Traffic is likely to congest even after construction is complete on Post Oak Elementary and Horizon Middle School, under way southeast of Air Depot Boulevard and Covell Road and funded by the 2024 bond issue.
Entz said the city has no money to widen the roads or improve the intersection, although Steve Lawrence, director of engineering, said interim improvements, such as a temporary traffic signal at the intersection would make traffic more manageable.
School safety officer Mike Johnston explained Edmond schools' new bus system, a transportation tracker called My Ride K-12, which uses student ID badges, a scanner on each bus and a mobile app to keep up with students' whereabouts.
"It's a way for parents to be able to track the bus, to be able to track their students," he said. "It's a way for us to track our students if we need to. They all scan on the bus and scan off the bus. Once they scan on that bus, (it indicates so).
"As soon as they get to (a) stop, if it's not their stop and they try to scan off, then it alerts and says, 'Hey, this isn't your stop.' At their stop, it's green, and they get off the bus. If they miss their stop ... it'll alert the bus driver, 'Hey, this kid was supposed to get off.' They can make sure they get off at the right stop."
A new high school?
Looking ahead, Nash said the city cannot afford to wait until a new high school is under construction to start dealing with the changes it will bring. The school district has land set aside for a fourth high school at Westminster and Covell roads, but plans and a timeline are not set.
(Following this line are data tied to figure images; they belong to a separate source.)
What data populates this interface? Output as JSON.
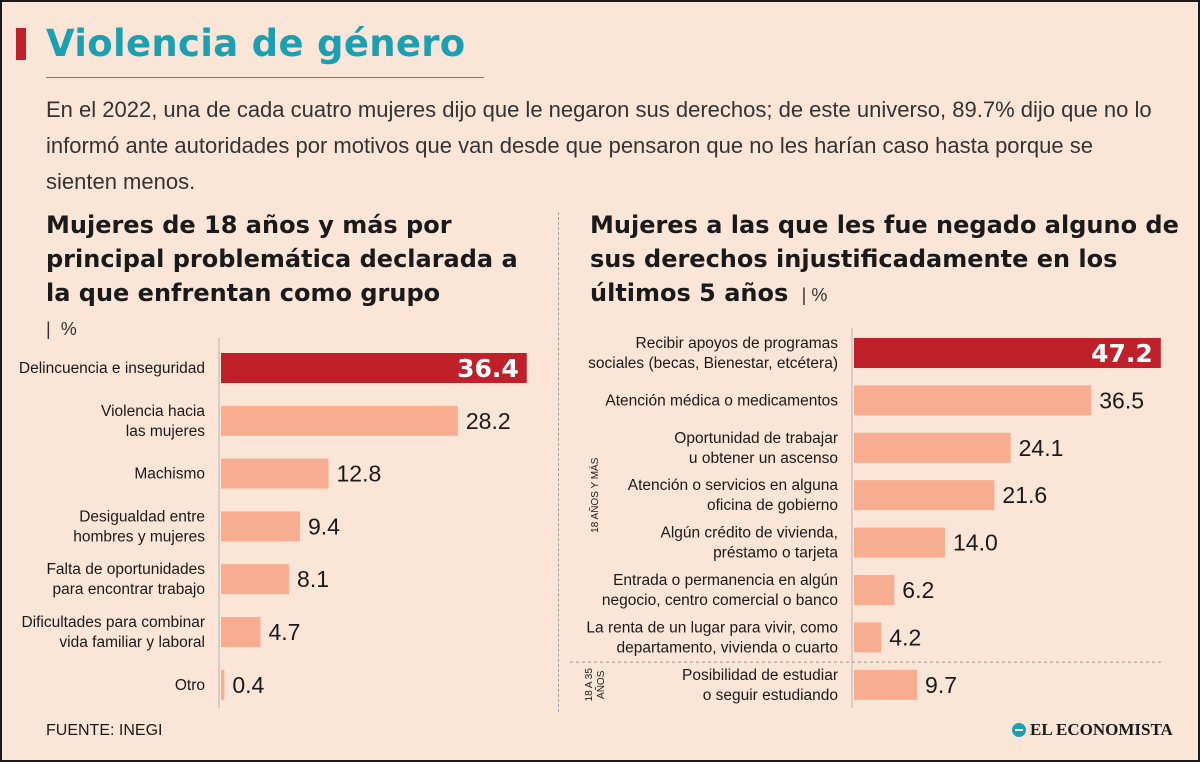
{
  "header": {
    "title": "Violencia de género",
    "intro": "En el 2022, una de cada cuatro mujeres dijo que le negaron sus derechos; de este universo, 89.7% dijo que no lo informó ante autoridades por motivos que van desde que pensaron que no les harían caso hasta porque se sienten menos."
  },
  "chart_data": [
    {
      "type": "bar",
      "orientation": "horizontal",
      "title": "Mujeres de 18 años y más por principal problemática declarada a la que enfrentan como grupo",
      "unit": "%",
      "categories": [
        [
          "Delincuencia e inseguridad"
        ],
        [
          "Violencia hacia",
          "las mujeres"
        ],
        [
          "Machismo"
        ],
        [
          "Desigualdad entre",
          "hombres y mujeres"
        ],
        [
          "Falta de oportunidades",
          "para encontrar trabajo"
        ],
        [
          "Dificultades para combinar",
          "vida familiar y laboral"
        ],
        [
          "Otro"
        ]
      ],
      "values": [
        36.4,
        28.2,
        12.8,
        9.4,
        8.1,
        4.7,
        0.4
      ],
      "value_labels": [
        "36.4",
        "28.2",
        "12.8",
        "9.4",
        "8.1",
        "4.7",
        "0.4"
      ],
      "highlight_index": 0,
      "colors": {
        "bar": "#f8ad90",
        "highlight": "#c0202a"
      }
    },
    {
      "type": "bar",
      "orientation": "horizontal",
      "title": "Mujeres a las que les fue negado alguno de sus derechos injustificadamente en los últimos 5 años",
      "unit": "%",
      "categories": [
        [
          "Recibir apoyos de programas",
          "sociales (becas, Bienestar, etcétera)"
        ],
        [
          "Atención médica o medicamentos"
        ],
        [
          "Oportunidad de trabajar",
          "u obtener un ascenso"
        ],
        [
          "Atención o servicios en alguna",
          "oficina de gobierno"
        ],
        [
          "Algún crédito de vivienda,",
          "préstamo o tarjeta"
        ],
        [
          "Entrada o permanencia en algún",
          "negocio, centro comercial o banco"
        ],
        [
          "La renta de un lugar para vivir, como",
          "departamento, vivienda o cuarto"
        ],
        [
          "Posibilidad de estudiar",
          "o seguir estudiando"
        ]
      ],
      "values": [
        47.2,
        36.5,
        24.1,
        21.6,
        14.0,
        6.2,
        4.2,
        9.7
      ],
      "value_labels": [
        "47.2",
        "36.5",
        "24.1",
        "21.6",
        "14.0",
        "6.2",
        "4.2",
        "9.7"
      ],
      "highlight_index": 0,
      "groups": [
        {
          "label": "18 AÑOS Y MÁS",
          "from": 0,
          "to": 6
        },
        {
          "label_lines": [
            "18 A 35",
            "AÑOS"
          ],
          "from": 7,
          "to": 7
        }
      ],
      "colors": {
        "bar": "#f8ad90",
        "highlight": "#c0202a"
      }
    }
  ],
  "footer": {
    "source": "FUENTE: INEGI",
    "logo": "EL ECONOMISTA"
  }
}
"We need to be talking about that issue now, not waiting until your design work is done and you're breaking ground."
School board member Lee Ann Kuhlman, a former teacher who represents District 1, said a new high school won't be an easy fix for the district's continuous growth.
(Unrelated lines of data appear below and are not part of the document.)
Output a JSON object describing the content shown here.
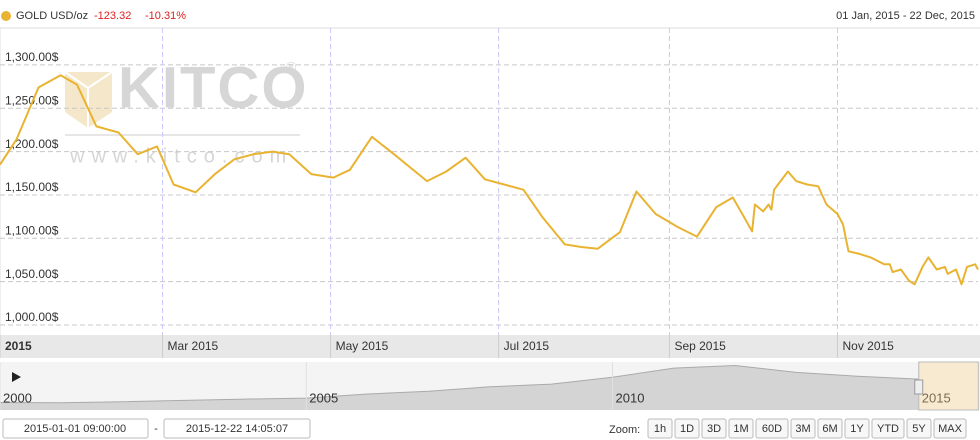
{
  "chart_data": {
    "type": "line",
    "header": {
      "change": "-123.32",
      "change_pct": "-10.31%",
      "range": "01 Jan, 2015 - 22 Dec, 2015"
    },
    "watermark": {
      "logo": "KITCO",
      "registered": "®",
      "url": "www.kitco.com"
    },
    "x": [
      "2015-01-01",
      "2015-01-07",
      "2015-01-15",
      "2015-01-23",
      "2015-01-29",
      "2015-02-05",
      "2015-02-13",
      "2015-02-20",
      "2015-02-27",
      "2015-03-05",
      "2015-03-13",
      "2015-03-20",
      "2015-03-27",
      "2015-04-03",
      "2015-04-10",
      "2015-04-16",
      "2015-04-24",
      "2015-05-02",
      "2015-05-08",
      "2015-05-16",
      "2015-05-24",
      "2015-06-05",
      "2015-06-12",
      "2015-06-19",
      "2015-06-26",
      "2015-07-10",
      "2015-07-17",
      "2015-07-25",
      "2015-07-31",
      "2015-08-06",
      "2015-08-14",
      "2015-08-20",
      "2015-08-27",
      "2015-09-04",
      "2015-09-11",
      "2015-09-18",
      "2015-09-24",
      "2015-09-28",
      "2015-10-01",
      "2015-10-02",
      "2015-10-05",
      "2015-10-07",
      "2015-10-08",
      "2015-10-09",
      "2015-10-14",
      "2015-10-17",
      "2015-10-21",
      "2015-10-25",
      "2015-10-28",
      "2015-11-01",
      "2015-11-03",
      "2015-11-05",
      "2015-11-09",
      "2015-11-13",
      "2015-11-18",
      "2015-11-20",
      "2015-11-21",
      "2015-11-24",
      "2015-11-27",
      "2015-11-29",
      "2015-12-02",
      "2015-12-04",
      "2015-12-07",
      "2015-12-10",
      "2015-12-11",
      "2015-12-14",
      "2015-12-16",
      "2015-12-18",
      "2015-12-21",
      "2015-12-22"
    ],
    "series": [
      {
        "name": "GOLD USD/oz",
        "color": "#e9b332",
        "values": [
          1185,
          1214,
          1274,
          1288,
          1277,
          1229,
          1222,
          1197,
          1206,
          1162,
          1153,
          1174,
          1191,
          1197,
          1200,
          1197,
          1174,
          1170,
          1179,
          1217,
          1197,
          1166,
          1177,
          1193,
          1168,
          1156,
          1124,
          1093,
          1090,
          1088,
          1107,
          1154,
          1128,
          1113,
          1102,
          1136,
          1147,
          1125,
          1108,
          1139,
          1131,
          1139,
          1133,
          1156,
          1177,
          1166,
          1162,
          1160,
          1139,
          1128,
          1116,
          1085,
          1082,
          1078,
          1070,
          1070,
          1061,
          1064,
          1051,
          1047,
          1068,
          1078,
          1064,
          1067,
          1059,
          1064,
          1047,
          1067,
          1070,
          1064
        ]
      }
    ],
    "xlim": [
      "2015-01-01",
      "2015-12-22"
    ],
    "xticks": [
      {
        "value": "2015-01-01",
        "label": "2015"
      },
      {
        "value": "2015-03-01",
        "label": "Mar 2015"
      },
      {
        "value": "2015-05-01",
        "label": "May 2015"
      },
      {
        "value": "2015-07-01",
        "label": "Jul 2015"
      },
      {
        "value": "2015-09-01",
        "label": "Sep 2015"
      },
      {
        "value": "2015-11-01",
        "label": "Nov 2015"
      }
    ],
    "ylim": [
      988.5,
      1342.5
    ],
    "yticks": [
      {
        "value": 1000,
        "label": "1,000.00$"
      },
      {
        "value": 1050,
        "label": "1,050.00$"
      },
      {
        "value": 1100,
        "label": "1,100.00$"
      },
      {
        "value": 1150,
        "label": "1,150.00$"
      },
      {
        "value": 1200,
        "label": "1,200.00$"
      },
      {
        "value": 1250,
        "label": "1,250.00$"
      },
      {
        "value": 1300,
        "label": "1,300.00$"
      }
    ],
    "grid": true,
    "navigator": {
      "x": [
        2000,
        2001,
        2002,
        2003,
        2004,
        2005,
        2006,
        2007,
        2008,
        2009,
        2010,
        2011,
        2012,
        2013,
        2014,
        2015
      ],
      "values": [
        280,
        270,
        310,
        360,
        410,
        445,
        600,
        700,
        870,
        970,
        1225,
        1570,
        1670,
        1410,
        1265,
        1160
      ],
      "xlim": [
        2000,
        2016
      ],
      "ylim": [
        0,
        1800
      ],
      "xticks": [
        2000,
        2005,
        2010,
        2015
      ]
    },
    "controls": {
      "from": "2015-01-01 09:00:00",
      "separator": "-",
      "to": "2015-12-22 14:05:07",
      "zoom_label": "Zoom:",
      "zoom": [
        "1h",
        "1D",
        "3D",
        "1M",
        "60D",
        "3M",
        "6M",
        "1Y",
        "YTD",
        "5Y",
        "MAX"
      ]
    }
  }
}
"Our schools are packed," she said. "Every year, we need to build a new school. It's difficult for our constituents to understand how the classes are so full that we can't transfer students from one school to another. If we had openings, we'd be happy to do that. But we don't."
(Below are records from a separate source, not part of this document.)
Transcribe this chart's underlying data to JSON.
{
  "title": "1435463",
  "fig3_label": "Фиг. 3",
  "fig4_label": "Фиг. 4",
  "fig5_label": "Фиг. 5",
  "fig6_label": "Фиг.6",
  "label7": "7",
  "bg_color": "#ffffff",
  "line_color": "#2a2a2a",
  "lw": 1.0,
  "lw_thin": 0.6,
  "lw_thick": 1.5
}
"I look at Santa Fe (High School), which is so far to the west we have no place to go with another high school out there. So what we do is we keep building on to that school to accommodate those students."
Kuhlman went on:
"If, when, it comes to redistricting, we can't expect people that were at Santa Fe and that particular area to drive past North (High School) and Memorial (High School) all the way out to the east. We're going to have some real challenges as far as communicating with our neighborhoods. It's going to be difficult," she said.
Nash said he hoped to see the city council and school board meet together three or four times a year.
"So many people move to Edmond because of the schools, and so many people move to Edmond because of the amenities that we have, and we've got to make it work. We've got to figure out what that vision moving forward is," the mayor said.
District Superintendent Josh Delich, hired in April, agreed. Delich previously was an associate superintendent in Anoka-Hennepin Public Schools, Minnesota’s largest public school district, with 38,000 students.
"Great schools have great communities and great communities have great schools," Delich said, and coming together to explore what each is doing and wants to accomplish "is really powerful for our future."
In addition to Delich and Kuhlman, other school officials participating in the joint meeting were Jamie Underwood, vice president, representing District 3; Cynthia Benson, of District 4; and Marcus Jones, of District 5.
In addition to the mayor and interim city manager, other city officials at the joint meeting were Maggie Murdock Nichols, of Ward 1; Barry Moore, of Ward 2; Preston Watterson, of Ward 3; and Phil Fraim, of Ward 4.